A recent Microtik router vulnerability can open up internal resources and lead to ransomware attacks or worse when coupled with recent Microsoft vulnerabilites.
On a recent external penetration test my Nessus scanner alerted to a Microtik router which was vulnerable to CVE-2018-14847. The CVE was rated 9.2 and the description reads as follows:
MikroTik RouterOS through 6.42 allows unauthenticated remote attackers to read arbitrary files and remote authenticated attackers to write arbitrary files due to a directory traversal vulnerability in the WinBox interface.
CVE background and exploit PoC
One thing immediately jumped out at me. If an unauthenticated attacker can read any file, they might be able to read credentials and then quickly become an authenticated attacker that can write files... Sure enough, this was the case as demonstrated by a PoC exploit developed by Tenable: https://github.com/tenable/routeros/tree/master/poc/bytheway
Oddly enough, Nessus only rated this as a high finding despite their own team making exploit code that chained an unauth session to full root compromise. Sure sounds like a crit to me. Being a real world test I was not about to go YOLO sec and backdoor a public facing router. Another member of my team found the following PoC code which just performed the first stage which was to utilize the unauthenticated directory traversal and file read vulnerability to extract the data file that contains user passwords. https://github.com/BasuCert/WinboxPoC
The author of the PoC already wrote up the bug in Winbox that allowed for arbitrary unauthenticated file read: https://n0p.me/winbox-bug-dissection/
In short, the Winbox protocol uses an incremented value as a form of session management. However, you can get a session id with an initial connection packet, then increment the session ID and send a packet asking for a file read. Since the session ID is the only session management in the conversation it is essentially an authentication bypass vulnerability IMO. The location of the user database which gets decoded to reveal the admin password can be found in the PoC code:
Using the exploit was simple... once I found out what port Winbox was listening on. The ISP had chosen the security by obscurity modus of operandi and placed it on a non-standard port.

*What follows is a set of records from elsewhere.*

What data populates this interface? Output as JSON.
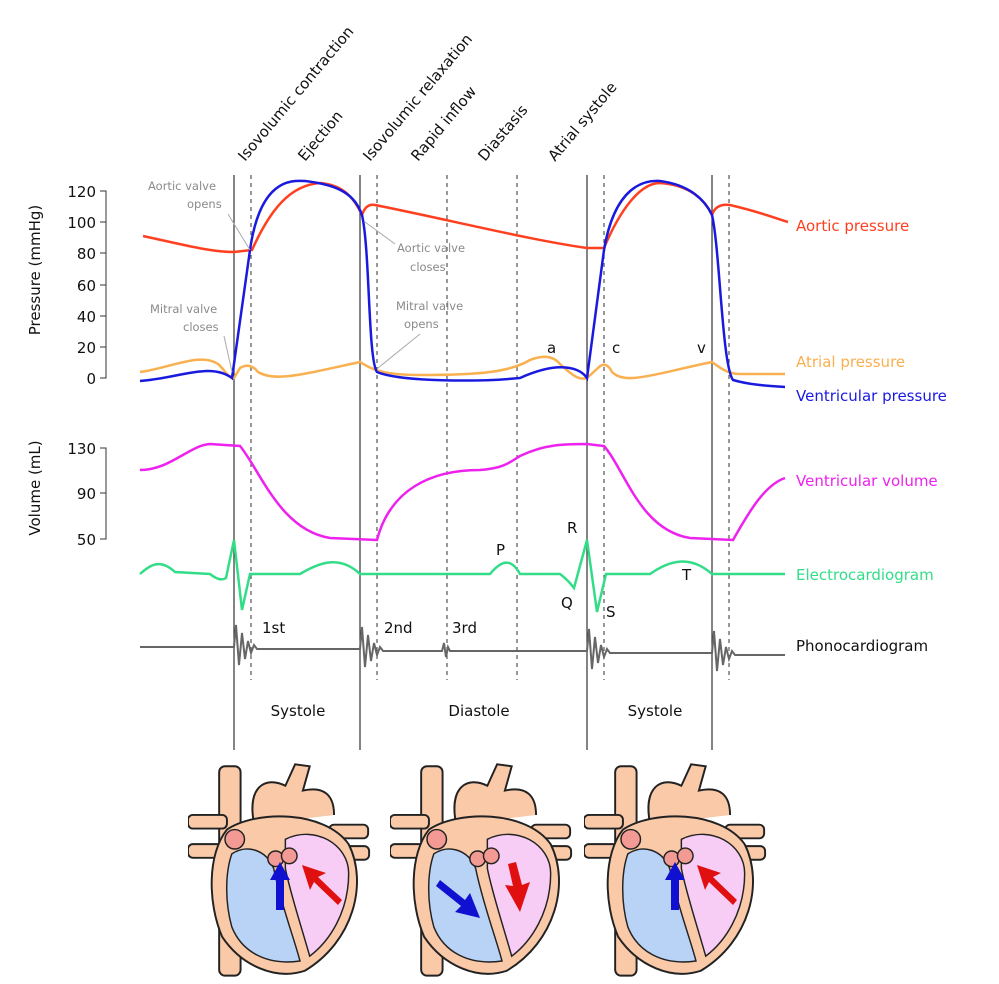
{
  "phases": [
    "Isovolumic contraction",
    "Ejection",
    "Isovolumic relaxation",
    "Rapid inflow",
    "Diastasis",
    "Atrial systole"
  ],
  "axes": {
    "pressure": {
      "title": "Pressure (mmHg)",
      "ticks": [
        "120",
        "100",
        "80",
        "60",
        "40",
        "20",
        "0"
      ]
    },
    "volume": {
      "title": "Volume (mL)",
      "ticks": [
        "130",
        "90",
        "50"
      ]
    }
  },
  "curves": [
    "Aortic pressure",
    "Atrial pressure",
    "Ventricular pressure",
    "Ventricular volume",
    "Electrocardiogram",
    "Phonocardiogram"
  ],
  "annotations": {
    "aortic_opens": [
      "Aortic valve",
      "opens"
    ],
    "aortic_closes": [
      "Aortic valve",
      "closes"
    ],
    "mitral_closes": [
      "Mitral valve",
      "closes"
    ],
    "mitral_opens": [
      "Mitral valve",
      "opens"
    ]
  },
  "waves": [
    "a",
    "c",
    "v",
    "P",
    "R",
    "Q",
    "S",
    "T"
  ],
  "sounds": [
    "1st",
    "2nd",
    "3rd"
  ],
  "periods": [
    "Systole",
    "Diastole",
    "Systole"
  ]
}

Great success, the creds work. I had no intentions on rooting or modifying this device since this was during a pentest and not a Red Team. There were a variety of nasty things that you could do on the RouterOS, but most would quickly get you caught. You could modify the DNS server settings that get passed down on DHCP leases, you could do web redirects, and even monitor traffic.
What would a real world attacker do? The brand new crit CVE from Microsoft affecting RDP comes to mind.
Sure Shodan will tell you that there a bazillion RDP services exposed on public IP addresses, but to be honest I have not come across a single public RDP instance in the last 2 years of doing non-stop pentests and Red Team engagements. However, with the power of firewall rules on a compromised router, you could simply map high range ports on the routers public IP to port 3389 on internal IPs. The exploit code has already been sold and it is just a matter of weeks before a public PoC will get leaked. The same could be done for port 445 so you could attempt Eternal Blue.
Don't trust SOHO equipment or your ISP devices. Everyone has known for decades that they are full of bugs and never get patched. If you have to use an ISP device, port scan it and make sure they are not unknowingly exposing management ports without ACL's in place. And above all else, treat the ISP edge device as compromised and make sure you are using a Firewall between your company devices and the edge device.